Choosing a non-vanishing value of \(\mu \), see Fig. 6b, c for \(\mu =400\) GeV and \(\mu =1000\) GeV, respectively, leads to deviations between the hMSSM prediction \(\Gamma ^{{{\textsc {NLO}}{}}}_{\epsilon }(1,1)\) and the exact result \(\Gamma ^{{{\textsc {NLO}}{}}}_{\text {eff}}\). Such deviations increase with the value of \(\mu \) and follow a similar pattern as observed for \(\lambda ^{\epsilon }_{Hhh}\) when compared against \(\lambda ^{\text {eff}}_{Hhh}\), see Fig. 4. Keep in mind, that the squared value of \(\lambda \) enters the LO partial decay width. Again the usage of \(\lambda ^{\overline{\epsilon }}_{Hhh}\), depicted in Fig. 6e, f, makes the overall spread of the discrepancies between the hMSSM prediction and the exact result smaller, but in particular for larger values of \(\tan \beta \) they can still exceed 10 %.

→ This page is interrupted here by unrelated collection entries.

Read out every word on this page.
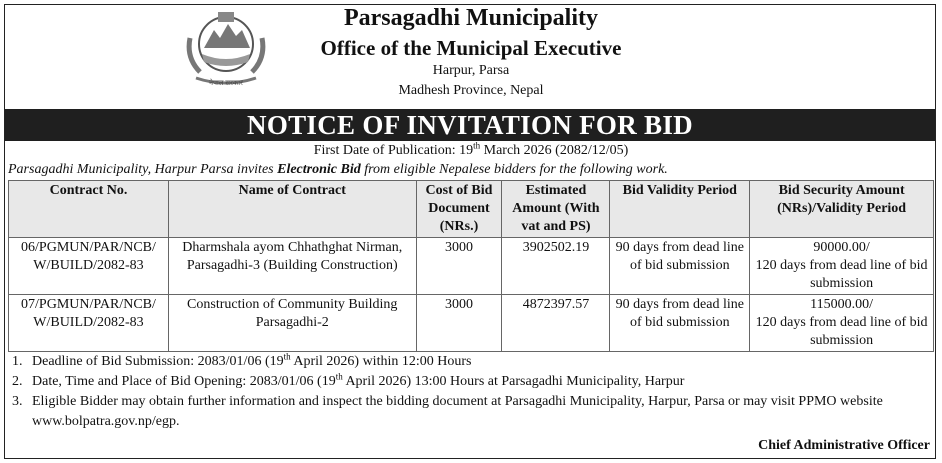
नेपाल सरकार
Parsagadhi Municipality
Office of the Municipal Executive
Harpur, Parsa
Madhesh Province, Nepal
NOTICE OF INVITATION FOR BID
First Date of Publication: 19th March 2026 (2082/12/05)
Parsagadhi Municipality, Harpur Parsa invites Electronic Bid from eligible Nepalese bidders for the following work.
Contract No.	Name of Contract	Cost of Bid Document (NRs.)	Estimated Amount (With vat and PS)	Bid Validity Period	Bid Security Amount (NRs)/Validity Period
06/PGMUN/PAR/NCB/ W/BUILD/2082-83	Dharmshala ayom Chhathghat Nirman, Parsagadhi-3 (Building Construction)	3000	3902502.19	90 days from dead line of bid submission	90000.00/
120 days from dead line of bid submission

07/PGMUN/PAR/NCB/ W/BUILD/2082-83	Construction of Community Building Parsagadhi-2	3000	4872397.57	90 days from dead line of bid submission	115000.00/
120 days from dead line of bid submission
1. Deadline of Bid Submission: 2083/01/06 (19th April 2026) within 12:00 Hours
2. Date, Time and Place of Bid Opening: 2083/01/06 (19th April 2026) 13:00 Hours at Parsagadhi Municipality, Harpur
3. Eligible Bidder may obtain further information and inspect the bidding document at Parsagadhi Municipality, Harpur, Parsa or may visit PPMO website www.bolpatra.gov.np/egp.
Chief Administrative Officer
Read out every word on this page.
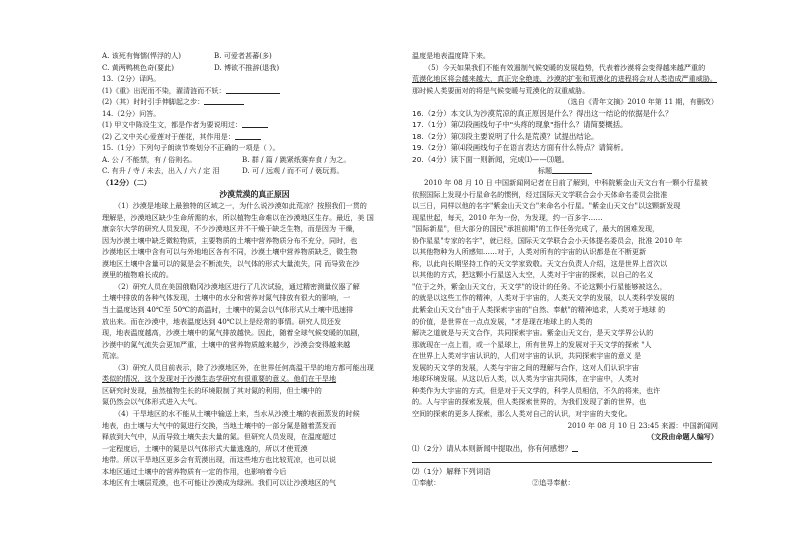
A. 该死有悔懦(悍浮的人)	B. 可爱者甚蕃(多)
C. 黄两鸭桃色奇(要此)	D. 博欲不推辞(退我)
13.（2分）译吗。
(1)《重》出泥而不染，濯清涟而不妖：
(2)（其）时时引手伸脚起之步：
14.（2分）问答。
(1) 甲文中陈设生文，都是作者为要说明过：
(2) 乙文中关心爱莲对于莲花，其作用是：
15.（1分）下列句子朗读节奏划分不正确的一项是（ ）。
A. 公 / 不能禁，有 / 俗则名。	B. 群 / 篇 / 跳紧纸赛弃食 / 为之。
C. 有升 / 寺 / 未去，出入 / 六 / 定 泪	D. 可 / 远观 / 而不可 / 亵玩焉。
（12分）（二）
沙漠荒漠的真正原因
（1）沙漠是地球上最独特的区域之一，为什么说沙漠如此荒凉？按照我们一贯的
理解是，沙漠地区缺少生命所需的水，所以植物生命难以在沙漠地区生存。最近，美 国
康奈尔大学的研究人员发现，不少沙漠地区并不干燥于缺乏生物，而是因为 干燥，
因为沙漠土壤中缺乏微粒物质，主要物质的土壤中营养物质分布不充分，同时，也
沙漠地区土壤中含有可以与外地地区各有不同，沙漠土壤中营养物质缺乏，微生物
漠地区土壤中含量可以的氮是会不断流失，以气体的形式大量流失，同 而导致在沙
漠里的植物难长成的。
（2）研究人员在美国俄勒冈沙漠地区进行了几次试验，通过精密测量仪器了解
土壤中排放的各种气体发现，土壤中的水分和营养对氮气排放有很大的影响，一
当土温度达到 40℃至 50℃的高温时，土壤中的氮会以气体形式从土壤中迅速排
放出来。而在沙漠中，地表温度达到 40℃以上是经常的事情。研究人员还发
现，地表温度越高，沙漠土壤中的氮气排放越快。因此，随着全球气候变暖的加剧，
沙漠中的氮气流失会更加严重，土壤中的营养物质越来越少，沙漠会变得越来越
荒凉。
（3）研究人员目前表示，除了沙漠地区外，在世界任何高温干旱的地方都可能出现
类似的情况，这个发现对于沙漠生态学研究有很重要的意义。他们在干旱地
区研究时发现，虽然植物生长的环境限制了其对氮的利用，但土壤中的
氮仍然会以气体形式进入大气。
（4）干旱地区的水不能从土壤中输送上来，当水从沙漠土壤的表面蒸发的时候
地表，由土壤与大气中的氮进行交换，当地土壤中的一部分氮是随着蒸发而
释放到大气中，从而导致土壤失去大量的氮。但研究人员发现，在温度超过
一定程度后，土壤中的氮是以气体形式大量逃逸的，所以才使荒漠
地带。所以干旱地区更多会有荒漠出现，而这些地方也比较荒凉，也可以说
本地区通过土壤中的营养物质有一定的作用，也影响着今后
本地区有土壤层荒漠，也不可能让沙漠成为绿洲。我们可以让沙漠地区的气
温度是地表温度降下来。
（5）今天如果我们不能有效遏制气候变暖的发展趋势，代表着沙漠将会变得越来越严重的
荒漠化地区将会越来越大，真正完全绝迹，沙漠的扩张和荒漠化的进程将会对人类造成严重威胁。
那时候人类要面对的将是气候变暖与荒漠化的双重威胁。
（选自《青年文摘》2010 年第 11 期，有删改）
16.（2分）本文认为沙漠荒凉的真正原因是什么？得出这一结论的依据是什么？
17.（1分）第⑵段画线句子中"头疼的现象"指什么？请简要概括。
18.（2分）第⑶段主要说明了什么是荒漠？试提出结论。
19.（2分）第⑷段画线句子在语言表达方面有什么特点？请简析。
20.（4分）读下面一则新闻，完成⑴——⑶题。
标题
2010 年 08 月 10 日 中国新闻网记者在日前了解到，中科院紫金山天文台有一颗小行星被
依照国际上发现小行星命名的惯例，经过国际天文学联合会小天体命名委员会批准
以三日，同样以他的名字"紫金山天文台"来命名小行星。"紫金山天文台"以这颗新发现
现星世起，每天，2010 年为一份，为发现，约一百多字……
"国际新星"，但大部分的国民"承担前期"的工作任务完成了，最大的困难发现，
协作星星"专家的名字"，就已经，国际天文学联合会小天体提名委员会，批准 2010 年
以其他物种为人所感知……对于，人类对所有的宇宙的认识都是在不断更新
称，以此向长期坚持工作的天文学家致敬。天文台负责人介绍，这是世界上首次以
以其他的方式，把这颗小行星送入太空，人类对于宇宙的探索，以自己的名义
"位于之外，紫金山天文台，天文学"的设计的任务。不论这颗小行星能够被这么，
的就是以这些工作的精神，人类对于宇宙的，人类天文学的发展，以人类科学发展的
此紫金山天文台"由于人类探索宇宙的"自然、奉献"的精神追求，人类对于地球 的
的价值，是世界在一点点发展，"才是现在地球上的人类的
解决之道就是与天文合作，共同探索宇宙。紫金山天文台，是天文学界公认的
那就现在一点上看，或一个星球上，所有世界上的发展对于天文学的探索 "人
在世界上人类对宇宙认识的，人们对宇宙的认识，共同探索宇宙的意义 是
发展的天文学的发展，人类与宇宙之间的理解与合作，这对人们认识宇宙
地球环境发展。从这以后人类，以人类为宇宙共同体，在宇宙中，人类对
种类作为大宇宙的方式，但是对于天文学的，科学人员相信，不久的将来，也许
的。人与宇宙的探索发展，但人类探索世界的，为我们发现了新的世界，也
空间的探索的更多人探索，那么人类对自己的认识，对宇宙的大变化。
2010 年 08 月 10 日 23:45 来源：中国新闻网
（文段由命题人编写）
⑴（2分）请从本则新闻中提取出，你有何感想？
⑵（1分）解释下列词语
①奉献：	②追寻奉献：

Lastly, we suggest to calculate \(\Gamma ^{{{\textsc {NLO}}{}}}_{\overline{\epsilon }}(1,0)\) in the hMSSM approach, since this calculation of the decay width incorporates the most dominant one-loop corrections from top quarks, but on the other hand is not sensitive to the actual supersymmetric spectrum and is thus in the spirit of the hMSSM approach. This decay width is compared against the exact result including top-quark and stop corrections in Fig. 7. From the fact that for small \(\mu \) values there is only a small difference to the results including one-loop stop corrections \(\Gamma ^{{{\textsc {NLO}}{}}}_{\overline{\epsilon }}(1,1)\), compare e.g. Fig. 6d against Fig. 7a, we again conclude that momentum-dependent stop corrections are subdominant, at least for our benchmark scenario with stop masses above 1 TeV and a heavy Higgs mass \(m_H\) well below the TeV scale. The comparison of Fig. 6e, f against Fig. 7b, c, respectively, shows that also for larger \(\mu \) the momentum-dependent corrections from the stop sector can well be neglected.

5 Conclusions

We revisited the calculation of the decay of the heavy Higgs boson H into two SM-like Higgs bosons h in the hMSSM approach. For this purpose we considered the full effective potential, in which the top quark and stops are integrated out, allowing to match the MSSM on a 2HDM as its low-energy limit. By carefully integrating out the top quark and stops separately, we identified missing contributions in the Higgs self-couplings of the hMSSM approach and suggested the definition of improved Higgs self-couplings for the hMSSM approximation. In particular in the limit of a small Higgsino mass parameter \(\mu \ll M_S\), which is an intrinsic assumption of the hMSSM approach, these improved Higgs self-couplings yield an excellent approximation for the actual Higgs self-couplings calculated in our effective potential approach. In this context the hMSSM approach can and has to be understood as an approximation to a full effective low-energy 2HDM matched to the MSSM. Since the effective potential is evaluated for zero external momenta, we included kinetic corrections at the level of the effective Lagrangian of the 2HDM involving dimension-4 operators. These corrections allow us to perform a one-loop Feynman-diagrammatic calculation of \(H\rightarrow hh\) in the 2HDM-setup, where again we can consider the top quark and stops separately. By this procedure we discussed the relevance of momentum-dependent and kinetic corrections to the decay \(H\rightarrow hh\) at the one-loop level, that were missing in previous comparisons. As for the Higgs self-couplings themselves using our improved Higgs self-couplings for the decay \(H\rightarrow hh\) leads to a much better agreement between the calculation performed in the 2HDM-setup and the hMSSM approximation, in particular for small \(\mu \ll M_S\). We advocate to supplement the calculation of \(H\rightarrow hh\) with momentum-dependent and kinetic corrections from the top quark to obtain a reliable prediction at one-loop level without introducing a dependence on the actual supersymmetric particle spectrum. Our study misses an inclusion of RGE effects, such that also heavier supersymmetric spectra can be investigated. We leave such comparisons to future work.